Você já sabe que amar é dar-se ao outro integralmente, gratuitamente para construí-lo. É a essência da vida a dois e o fermento que faz o casal crescer. Mas, para que você possa dar-se a alguém, livremente, você precisa possuir-se; ser senhor de si mesmo. As pessoas transformam o amor em egoísmo porque não tem o domínio de si mesma e não consegue dar-se, apenas tomar e receber.
A grande crise do mundo moderno é que ele dominou o macrocosmo das estrelas e o microcosmos da bactéria e dos átomos, mas perdeu o domínio de si mesmo. Não é mais homem! O senhor do mundo perdeu o controle de si mesmo e geme sufocado sob o peso daquilo que ele criou com a beleza de suas mãos e da sua inteligência. É um escravo da matéria que domesticou! Podemos dizer que há uma desintegração do homem porque ele permitiu que a matéria tomasse a primazia do espírito sobre sua vida.
As descobertas e invenções da moderna tecnologia nos deixam extasiados, seja no campo da informática, da biotecnologia, ou da medicina. No entanto, esse homem fantástico que dirige o universo, não consegue dirigir-se a si mesmo. Como conseqüência disso assistimos os tristes flagelos das guerras, da fome, da violência, etc…, que ainda pesam dolorosamente sobre tantos. Não há dúvida de que todos esses problemas teriam sido resolvidos se o homem tivesse o domínio sobre si mesmo e permitisse que o amor guiasse os seus passos.
Não falta comida para todos, não faltam recursos materiais e naturais para sanar os problemas atuais, o que falta é o homem devidamente construído; caminhando de pé, como Deus o fez. Como muito bem mostrou Michel Quoist, no seu belo livro Construir o homem e o mundo, o homem está escravizado pela própria matéria que ele domesticou, o seu espírito agoniza… O que será o homem sem a primazia do espírito?
Um escravo, escravizado pela própria tecnologia que desenvolveu.
Não é somente hoje que isto ocorre. Em proporções diferentes a história universal mostra que as civilizações caíram (Roma, Grécia, Bizâncio,…) muito mais pelo próprio apodrecimento interior do que por causa das invasões exteriores. O inimigo externo vence quando o interior está corroído em vista da agonia sob a matéria.
Todo progresso atual é belo e necessário, mas é preciso resgatar o homem como Deus o quis. Quanto maior for o sucesso do homem, mais a sua espiritualidade precisará crescer para não sucumbir ou se deixar cegar pelo brilho das suas descobertas.

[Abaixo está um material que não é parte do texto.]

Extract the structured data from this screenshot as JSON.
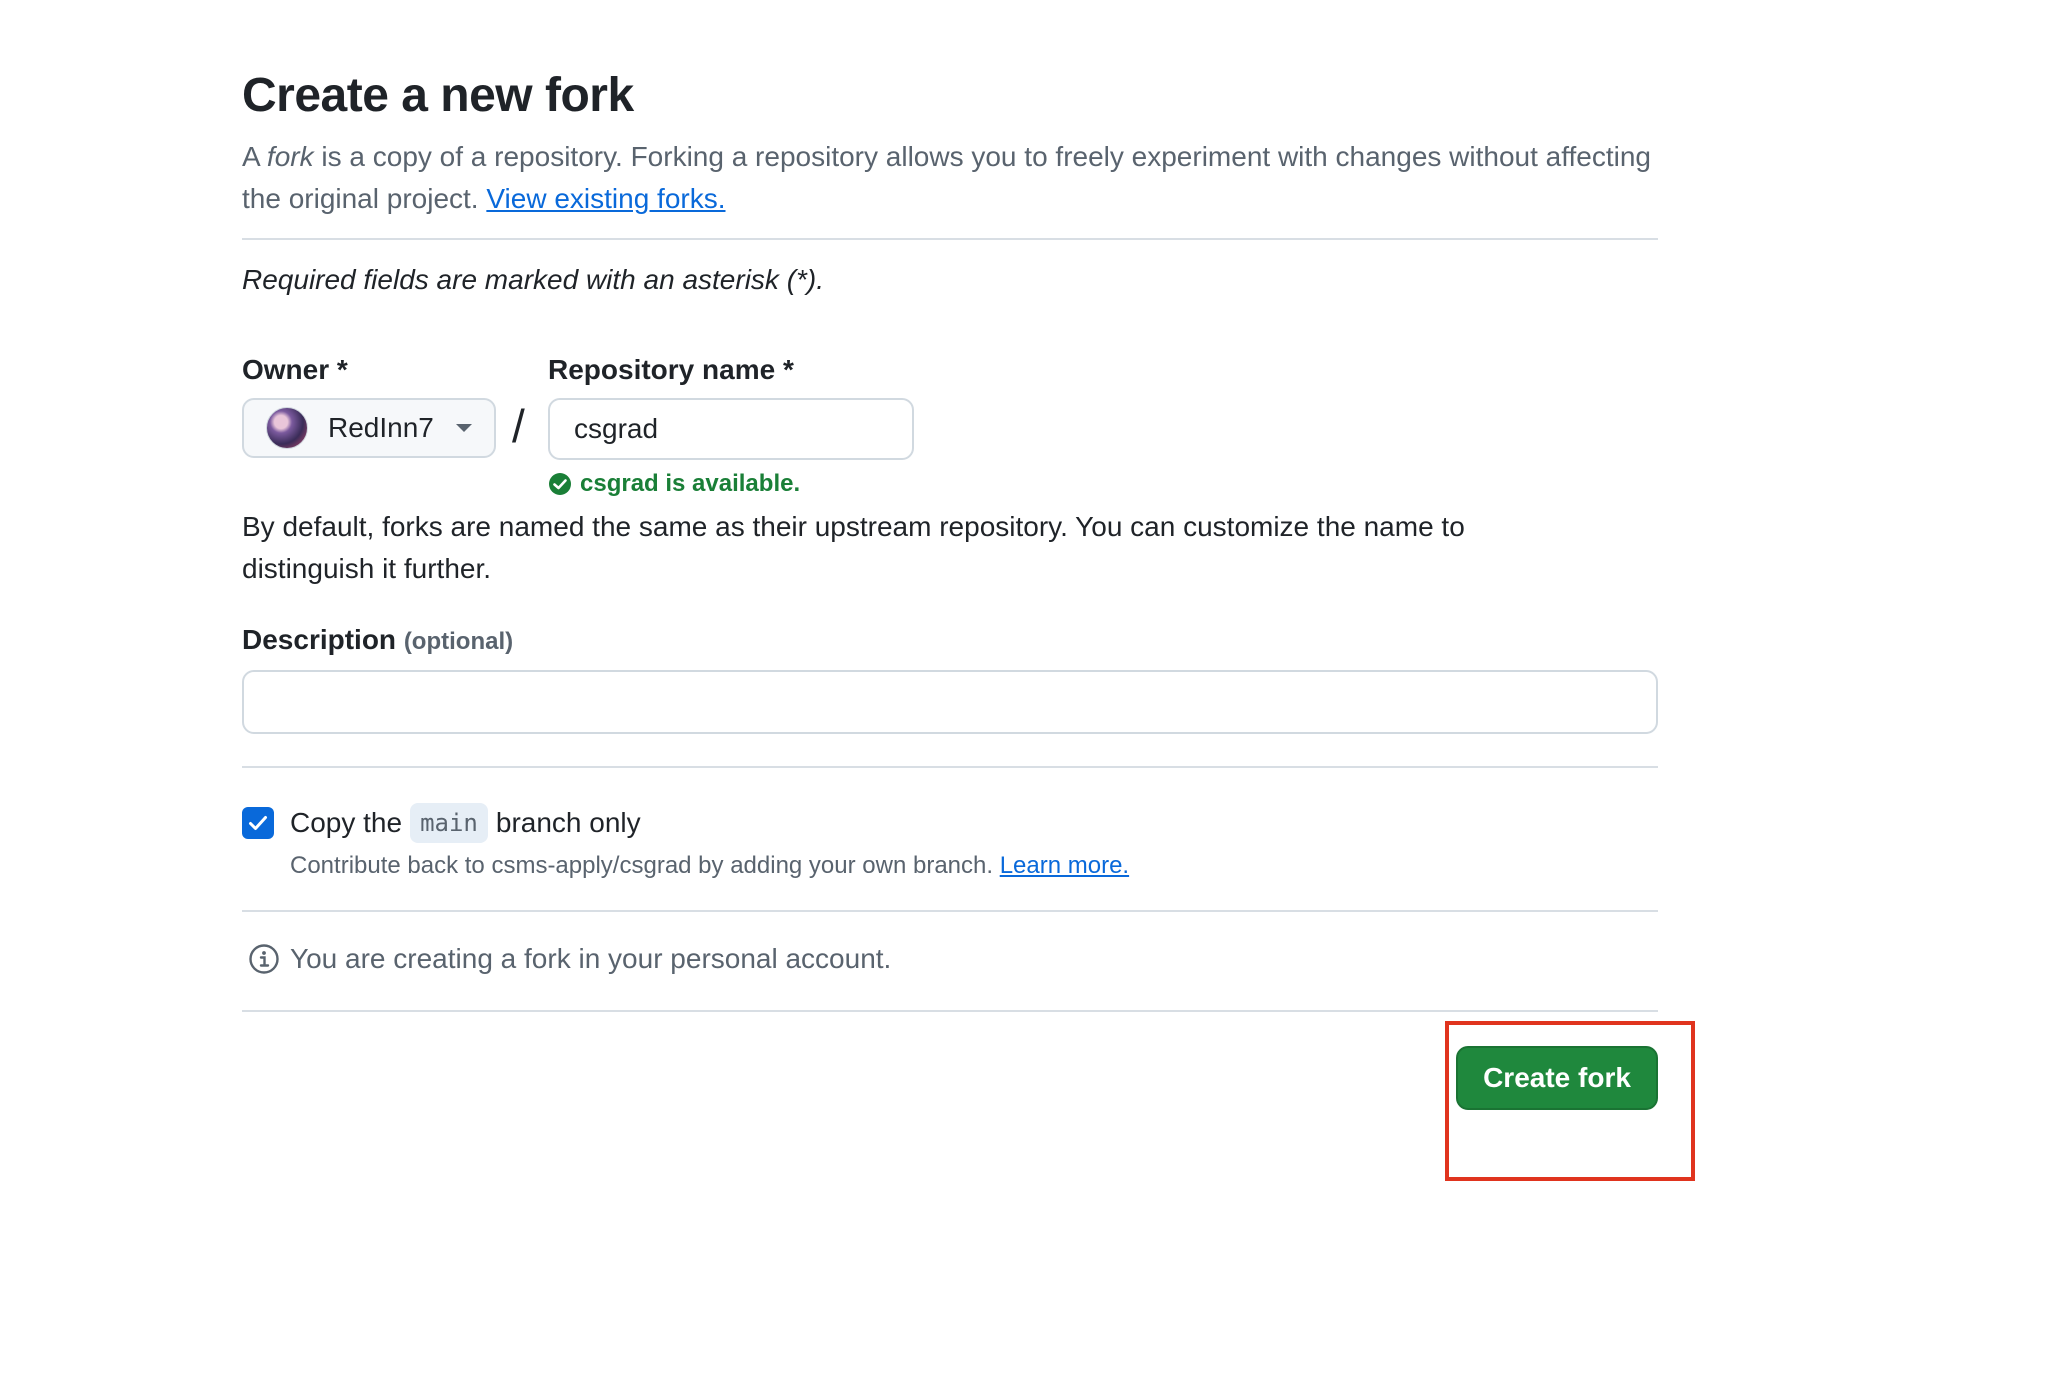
{
  "header": {
    "title": "Create a new fork",
    "subtitle_prefix": "A ",
    "subtitle_em": "fork",
    "subtitle_rest": " is a copy of a repository. Forking a repository allows you to freely experiment with changes without affecting the original project. ",
    "view_forks_link": "View existing forks."
  },
  "required_note": "Required fields are marked with an asterisk (*).",
  "owner": {
    "label": "Owner *",
    "selected": "RedInn7"
  },
  "separator": "/",
  "repository": {
    "label": "Repository name *",
    "value": "csgrad",
    "availability": "csgrad is available."
  },
  "help_text": "By default, forks are named the same as their upstream repository. You can customize the name to distinguish it further.",
  "description": {
    "label": "Description",
    "optional": "(optional)",
    "value": ""
  },
  "copy_branch": {
    "checked": true,
    "label_before": "Copy the",
    "branch": "main",
    "label_after": "branch only",
    "sub_text": "Contribute back to csms-apply/csgrad by adding your own branch. ",
    "learn_more": "Learn more."
  },
  "info": {
    "icon": "info-icon",
    "text": "You are creating a fork in your personal account."
  },
  "actions": {
    "create_fork_label": "Create fork"
  },
  "colors": {
    "primary_button": "#1f883d",
    "link": "#0969da",
    "success": "#1a7f37",
    "highlight": "#e0341e"
  }
}
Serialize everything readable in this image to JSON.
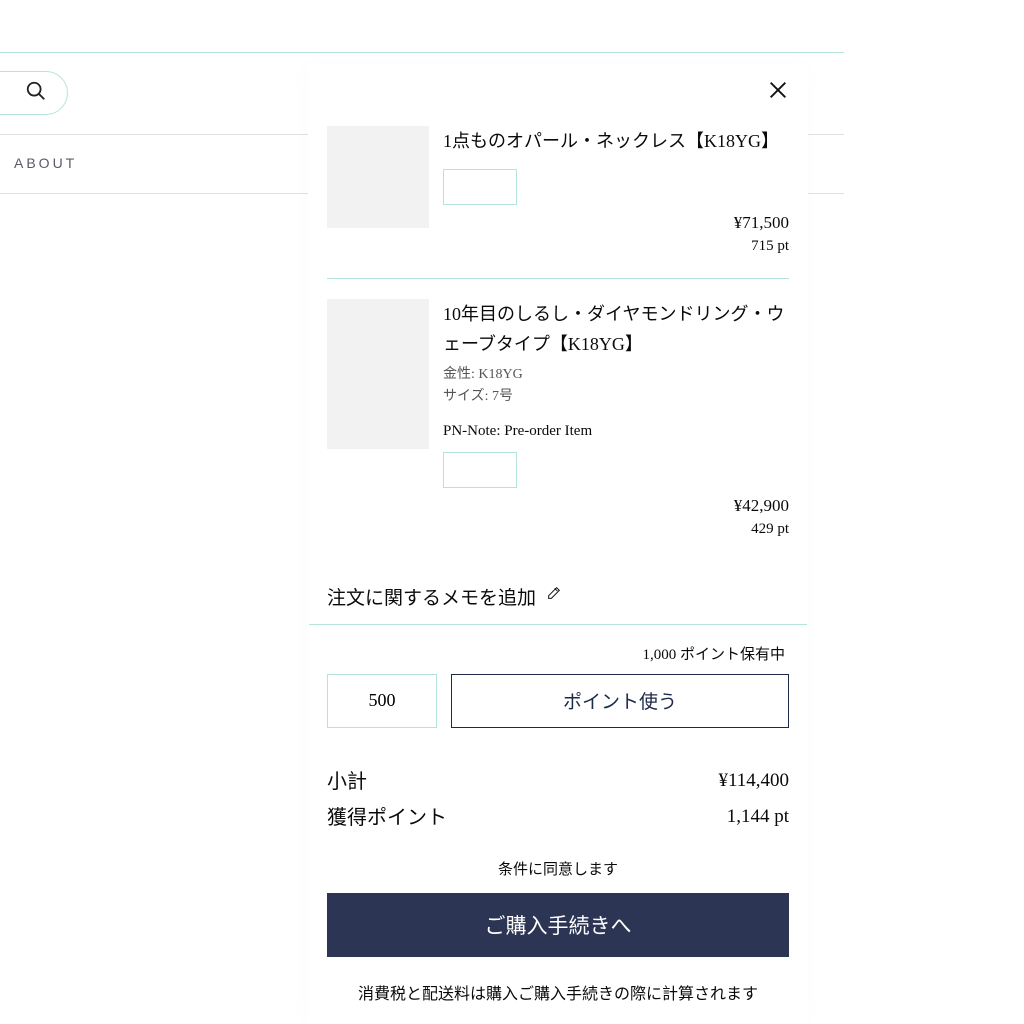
{
  "nav": {
    "about": "ABOUT"
  },
  "cart": {
    "items": [
      {
        "title": "1点ものオパール・ネックレス【K18YG】",
        "meta": "",
        "note": "",
        "price": "¥71,500",
        "points": "715 pt"
      },
      {
        "title": "10年目のしるし・ダイヤモンドリング・ウェーブタイプ【K18YG】",
        "meta_metal": "金性: K18YG",
        "meta_size": "サイズ: 7号",
        "note": "PN-Note: Pre-order Item",
        "price": "¥42,900",
        "points": "429 pt"
      }
    ],
    "order_note_label": "注文に関するメモを追加",
    "points_held": "1,000 ポイント保有中",
    "points_input_value": "500",
    "use_points_label": "ポイント使う",
    "subtotal_label": "小計",
    "subtotal_value": "¥114,400",
    "earn_points_label": "獲得ポイント",
    "earn_points_value": "1,144 pt",
    "agree_text": "条件に同意します",
    "checkout_label": "ご購入手続きへ",
    "disclaimer": "消費税と配送料は購入ご購入手続きの際に計算されます"
  }
}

O Papa João Paulo II numa de suas primeiras encíclicas: Redentor dos homens , mostrou bem claro que o homem teme exatamente aquilo que ele criou com o gênio da sua inteligência e das suas mãos; e que isto ocorre porque colocou a técnica sobre a ética e a matéria sobre o espírito. A conseqüência disso tudo foi dito acima, é a agonia do amor e a vitória do egoísmo e da morte.
Sem ser senhor de si mesmo você não consegue dar-se, não consegue amar. Só se consegue ser egoísta. É fácil constatar que hoje as piores doenças começam a ser do espírito, e não do corpo. Cresce o número de psiquiatras e psicólogos e alastra-se a depressão. São as conseqüências dos desequilíbrios de um mundo onde o amor agoniza, porque o homem abandonou Deus. Maravilhados com seus feitos, o homem se adora como o seu próprio deus, e por isso deixa-se esmagar pela matéria.
Eis a triste realidade hoje: o homem adora as coisas e a si mesmo no lugar de Deus, e inverte a escala dos valores. Então o amor morre. Para que você possa amar de verdade, como Deus quer, é preciso que você caminhe de pé , isto é, respeitando a primazia dos valores: em cima, o espírito; depois do racional; e abaixo do físico.
Se o teu corpo domina o teu espírito, então você caminha de cabeça para baixo.
Os três níveis são fundamentais para a vida, mas é imprescindível que a sua hierarquia seja respeitada, sob pena do homem se tornar um perigoso animal.
É o corpo que assume o comando quando a sensibilidade é satisfeita sem restrições, ou quando a satisfazemos com todos os prazeres da comida, da bebida, do sexo, que ele exige.
Você caminha de cabeça para baixo quando é o corpo que dá as ordens. Ai então vive-se como verdadeiro animal, apenas para comer, beber , dormir e gozar os prazeres do sexo. É o instinto que comanda, não a razão. Como uma pessoa dessa pode amar, como pode dar-se, renunciar a si mesmo, se o que importa é a satisfação do seu corpo?